Ada suatu hari aku kembali teringat waktu tak sengaja berpapasan dengan anak itu. Kembali di hari itu, aku baru saja membawa langkahku ke luar dari ruang Sir Kyrgios, hendak beranjak menuju kelas ketika tatapku mendapati sosoknya melangkah di koridor.
Saat itu sedang jam istirahat, koridor lantai dua yang kulalui tak lepas dari keriuhan. Kelasku berada di lantai tiga sehingga tidak banyak keperluan yang kulakukan di lantai dua—selain untuk mengunjungi ruang guru yang terdapat di lantai tersebut—membuat pemandangan di tempat ini cukup terasa asing bagiku.

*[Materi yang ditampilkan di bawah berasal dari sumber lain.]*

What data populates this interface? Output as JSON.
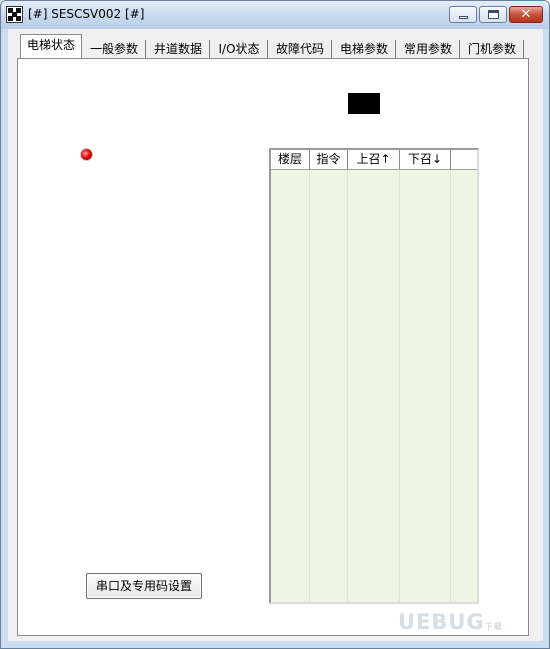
{
  "window": {
    "title": "[#] SESCSV002 [#]"
  },
  "tabs": [
    {
      "label": "电梯状态",
      "active": true
    },
    {
      "label": "一般参数"
    },
    {
      "label": "井道数据"
    },
    {
      "label": "I/O状态"
    },
    {
      "label": "故障代码"
    },
    {
      "label": "电梯参数"
    },
    {
      "label": "常用参数"
    },
    {
      "label": "门机参数"
    }
  ],
  "status": {
    "led_color": "#e00000",
    "floor_display_text": ""
  },
  "floor_table": {
    "columns": [
      "楼层",
      "指令",
      "上召↑",
      "下召↓"
    ],
    "rows": []
  },
  "buttons": {
    "port_settings": "串口及专用码设置"
  },
  "watermark": "UEBUG",
  "watermark_sub": "下载"
}
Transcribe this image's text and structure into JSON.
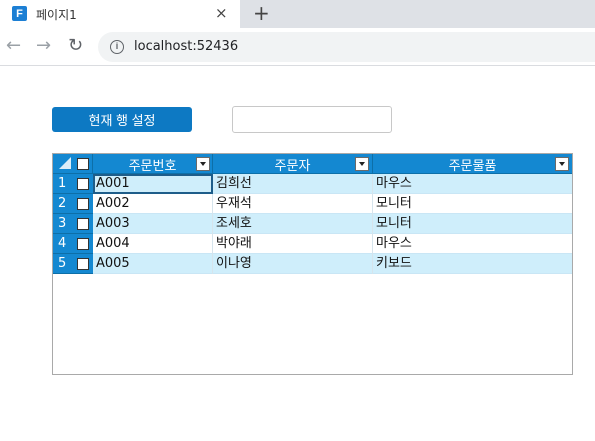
{
  "browser": {
    "tab_title": "페이지1",
    "favicon_letter": "F",
    "close_glyph": "×",
    "new_tab_glyph": "+",
    "back_glyph": "←",
    "forward_glyph": "→",
    "reload_glyph": "↻",
    "info_glyph": "i",
    "url": "localhost:52436"
  },
  "controls": {
    "set_row_button": "현재 행 설정",
    "row_input_value": ""
  },
  "grid": {
    "columns": [
      "주문번호",
      "주문자",
      "주문물품"
    ],
    "rows": [
      {
        "num": "1",
        "order_no": "A001",
        "customer": "김희선",
        "item": "마우스"
      },
      {
        "num": "2",
        "order_no": "A002",
        "customer": "우재석",
        "item": "모니터"
      },
      {
        "num": "3",
        "order_no": "A003",
        "customer": "조세호",
        "item": "모니터"
      },
      {
        "num": "4",
        "order_no": "A004",
        "customer": "박야래",
        "item": "마우스"
      },
      {
        "num": "5",
        "order_no": "A005",
        "customer": "이나영",
        "item": "키보드"
      }
    ]
  },
  "colors": {
    "header_bg": "#1488d1",
    "alt_row_bg": "#cfeefb",
    "button_bg": "#0d79c3"
  }
}
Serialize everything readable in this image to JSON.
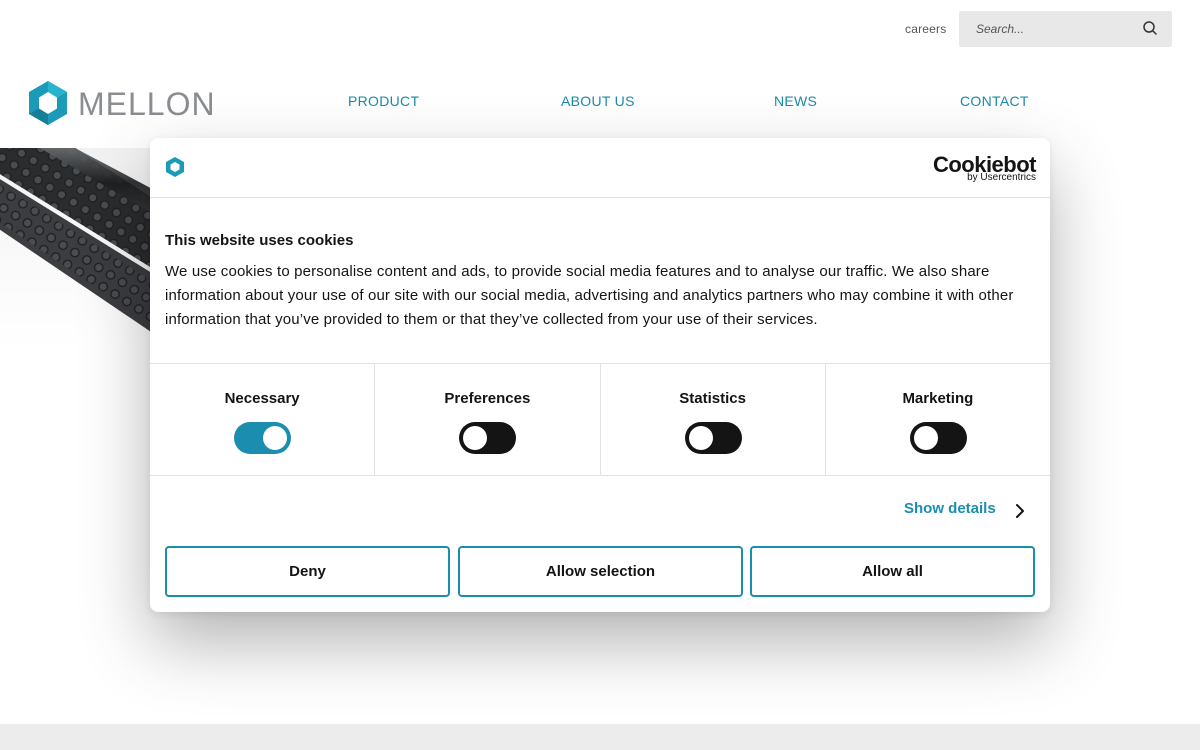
{
  "header": {
    "careers_label": "careers",
    "search_placeholder": "Search...",
    "logo_text": "MELLON",
    "nav": [
      "PRODUCT",
      "ABOUT US",
      "NEWS",
      "CONTACT"
    ]
  },
  "cookie_dialog": {
    "brand_name": "Cookiebot",
    "brand_sub": "by Usercentrics",
    "title": "This website uses cookies",
    "text": "We use cookies to personalise content and ads, to provide social media features and to analyse our traffic. We also share information about your use of our site with our social media, advertising and analytics partners who may combine it with other information that you’ve provided to them or that they’ve collected from your use of their services.",
    "categories": [
      {
        "label": "Necessary",
        "enabled": true
      },
      {
        "label": "Preferences",
        "enabled": false
      },
      {
        "label": "Statistics",
        "enabled": false
      },
      {
        "label": "Marketing",
        "enabled": false
      }
    ],
    "show_details_label": "Show details",
    "buttons": {
      "deny": "Deny",
      "allow_selection": "Allow selection",
      "allow_all": "Allow all"
    }
  },
  "colors": {
    "accent": "#1b8eb0",
    "nav_text": "#1c8ba6",
    "logo_grey": "#8a8e92",
    "switch_off": "#141414"
  },
  "icons": {
    "search": "search-icon",
    "show_details": "chevron-right-icon",
    "logo": "hexagon-logo-icon"
  }
}
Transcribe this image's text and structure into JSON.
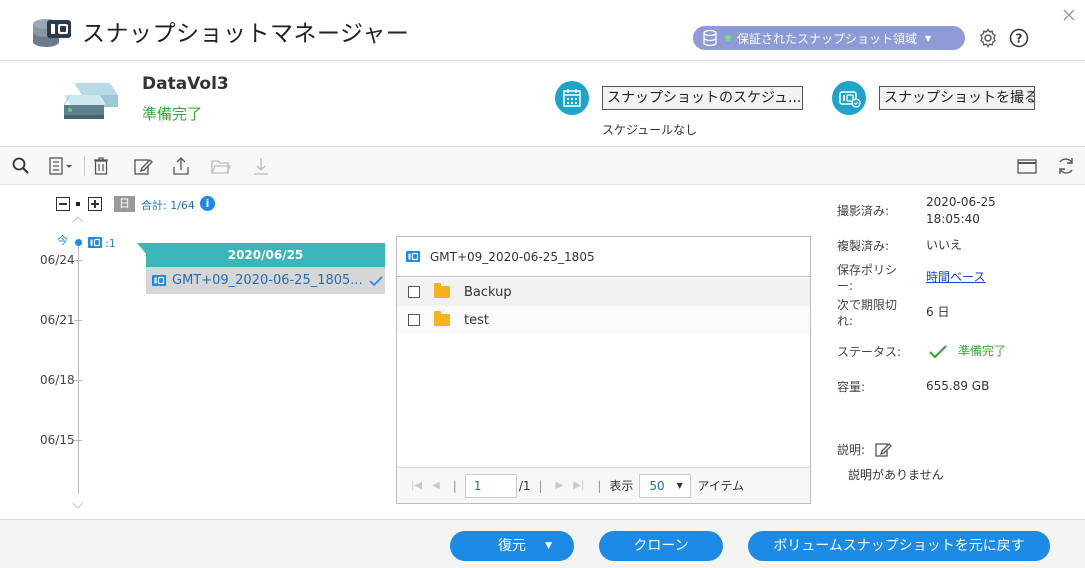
{
  "header": {
    "title": "スナップショットマネージャー",
    "region_label": "保証されたスナップショット領域",
    "region_dot_color": "#6fe07a"
  },
  "volume": {
    "name": "DataVol3",
    "status": "準備完了",
    "schedule_button": "スナップショットのスケジュ...",
    "schedule_status": "スケジュールなし",
    "take_button": "スナップショットを撮る"
  },
  "timeline": {
    "day_badge": "日",
    "total": "合計: 1/64",
    "now_label": "今",
    "now_count": ":1",
    "dates": [
      "06/24",
      "06/21",
      "06/18",
      "06/15"
    ]
  },
  "snapshot_group": {
    "date": "2020/06/25",
    "item": "GMT+09_2020-06-25_1805..."
  },
  "file_panel": {
    "title": "GMT+09_2020-06-25_1805",
    "files": [
      "Backup",
      "test"
    ],
    "pager": {
      "page": "1",
      "total_pages": "/1",
      "show_label": "表示",
      "per_page": "50",
      "items_label": "アイテム"
    }
  },
  "info": {
    "taken_label": "撮影済み:",
    "taken_value_date": "2020-06-25",
    "taken_value_time": "18:05:40",
    "replicated_label": "複製済み:",
    "replicated_value": "いいえ",
    "policy_label_1": "保存ポリシ",
    "policy_label_2": "ー:",
    "policy_value": "時間ベース",
    "expire_label_1": "次で期限切",
    "expire_label_2": "れ:",
    "expire_value": "6 日",
    "status_label": "ステータス:",
    "status_value": "準備完了",
    "capacity_label": "容量:",
    "capacity_value": "655.89 GB",
    "desc_label": "説明:",
    "desc_value": "説明がありません"
  },
  "footer": {
    "restore": "復元",
    "clone": "クローン",
    "revert": "ボリュームスナップショットを元に戻す"
  },
  "colors": {
    "accent": "#1c8be6",
    "teal": "#3cb5b9",
    "ready_green": "#3aa53a",
    "pill": "#8e9bd8"
  }
}
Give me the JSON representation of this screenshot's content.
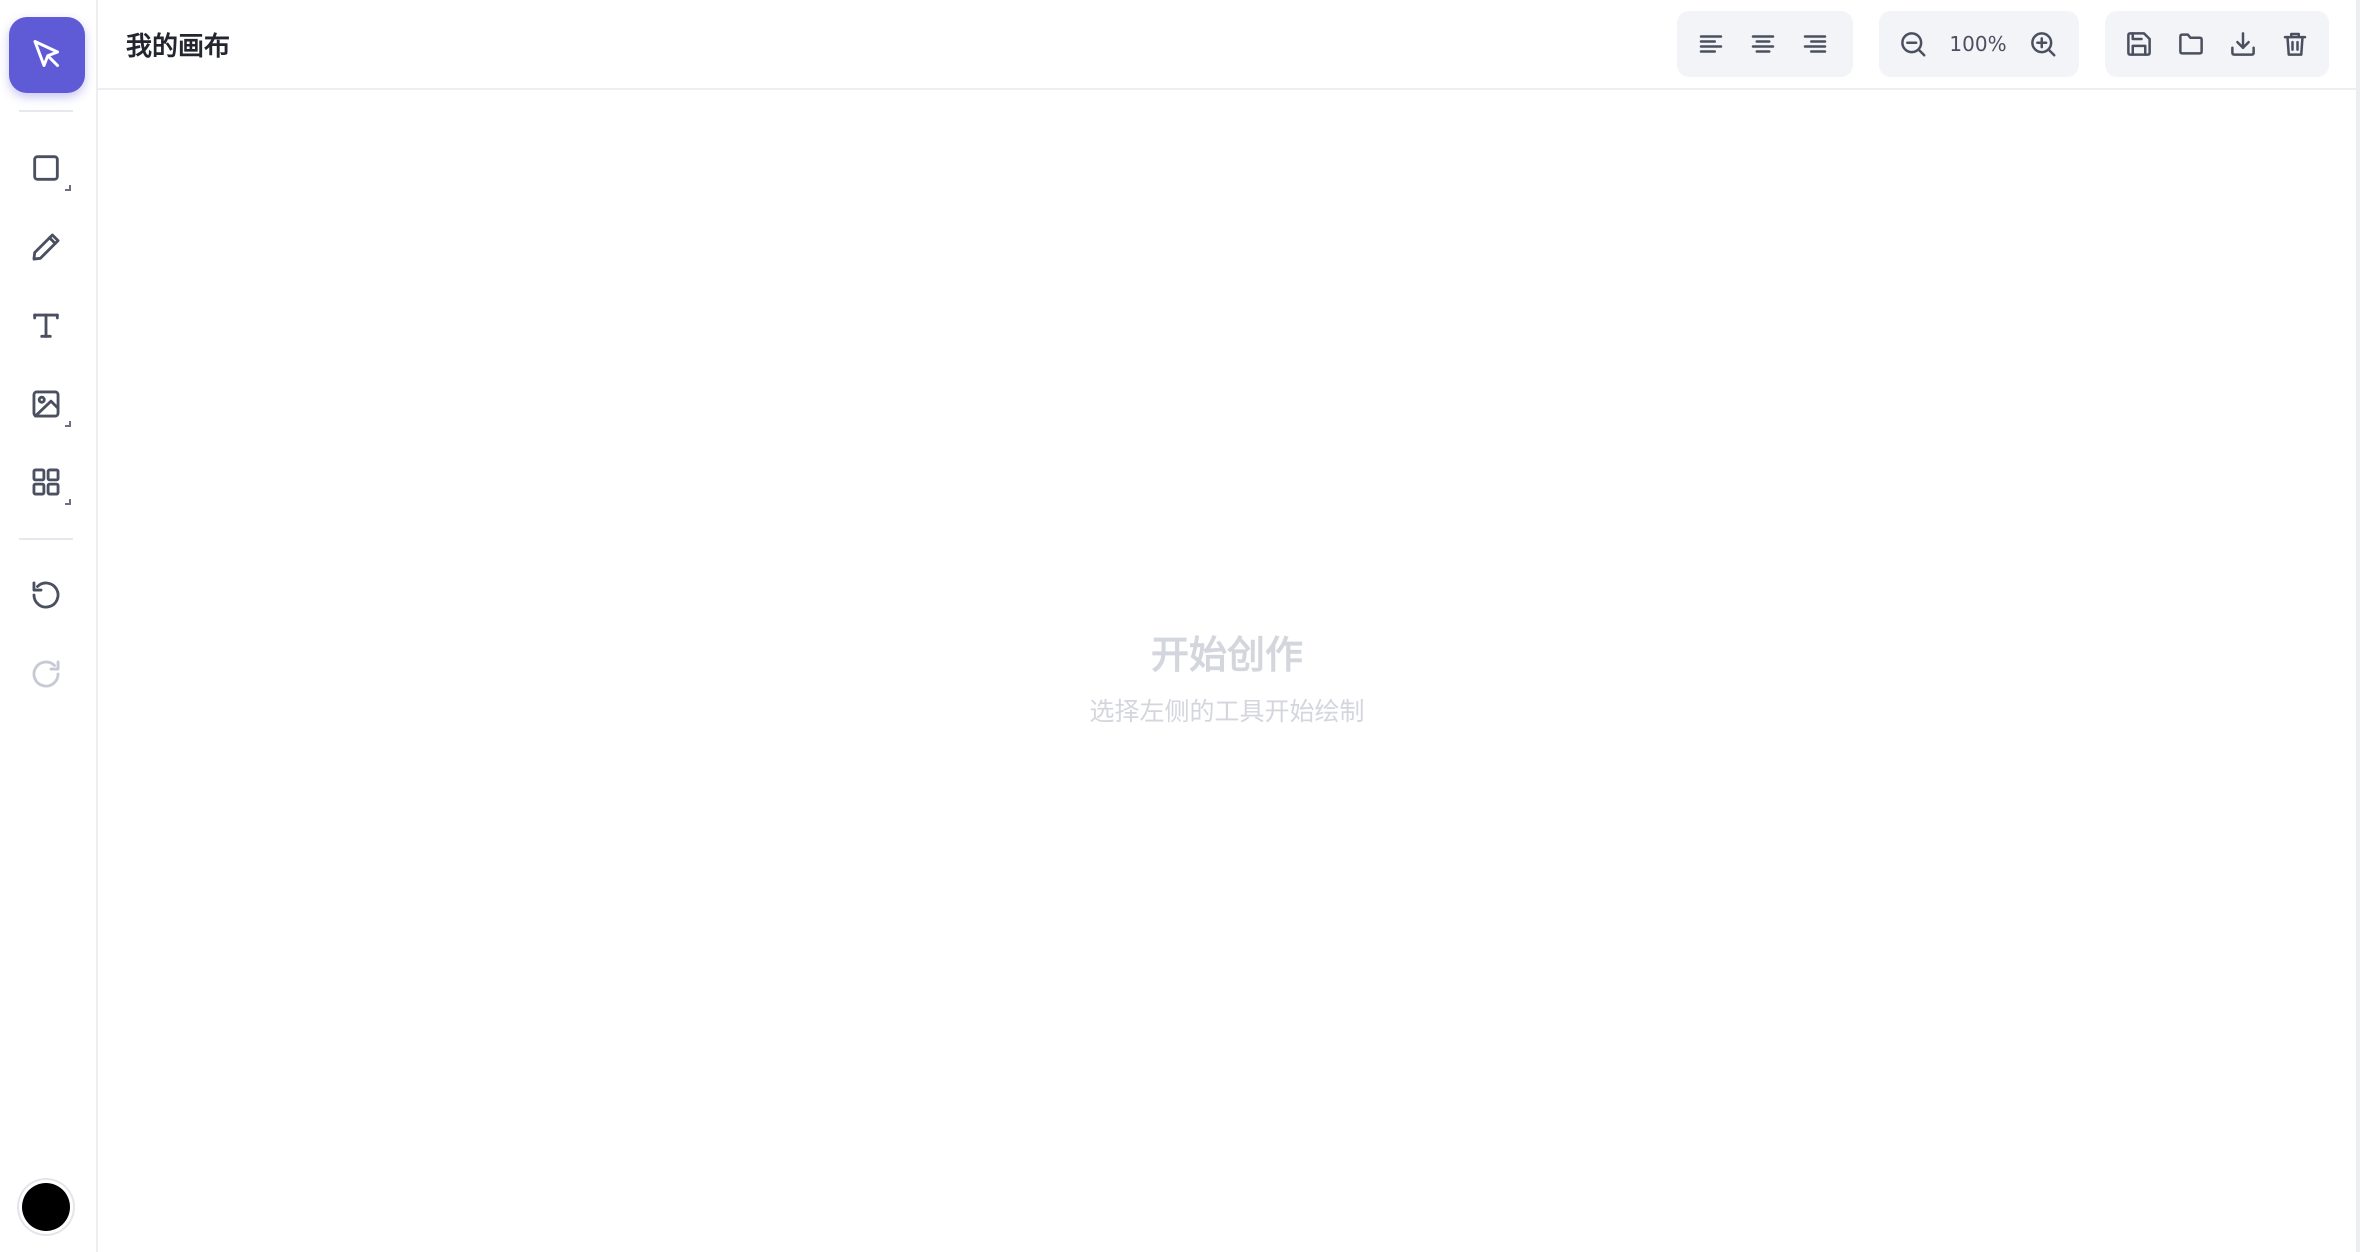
{
  "header": {
    "title": "我的画布",
    "zoom": "100%"
  },
  "canvas": {
    "empty_title": "开始创作",
    "empty_subtitle": "选择左侧的工具开始绘制"
  },
  "sidebar": {
    "tools": [
      {
        "name": "select",
        "icon": "cursor-arrow-icon",
        "active": true
      },
      {
        "name": "shape",
        "icon": "square-icon"
      },
      {
        "name": "pen",
        "icon": "pencil-icon"
      },
      {
        "name": "text",
        "icon": "text-icon"
      },
      {
        "name": "image",
        "icon": "image-icon"
      },
      {
        "name": "components",
        "icon": "grid-icon"
      },
      {
        "name": "undo",
        "icon": "undo-icon"
      },
      {
        "name": "redo",
        "icon": "redo-icon",
        "disabled": true
      }
    ],
    "current_color": "#000000"
  },
  "colors": {
    "accent": "#5f5bd6",
    "icon": "#4b5060",
    "placeholder_text": "#d4d6dd"
  }
}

Bukan berarti aku memperhatikan kehadirannya atau terlalu peduli pada sekitarku. Akan tetapi, penampilan anak itulah yang begitu mencolok, bahkan jika dia ada di antara kerumunan, mustahil jika aku tidak bisa menemukannya. Dari rambutnya yang dicat putih lalu seragamnya yang entah menanggalkan blazernya di mana, dia juga tidak mengenakan dasi dan tidak mengancingkan kemejanya, hanya membiarkan kaos putih di balik kemejanya terpampang arogan, sempurna menampilkan dirinya sebagai bocah pemberontak yang akan membuat para petugas disiplin menjerit geram.
Lebih dari itu, seolah bocah itu sedang mencariku, tepat saat dia menemukan kehadiranku, dia menyeru tanpa peduli dirinya ada di wilayah mana sekarang. "Sunbae!"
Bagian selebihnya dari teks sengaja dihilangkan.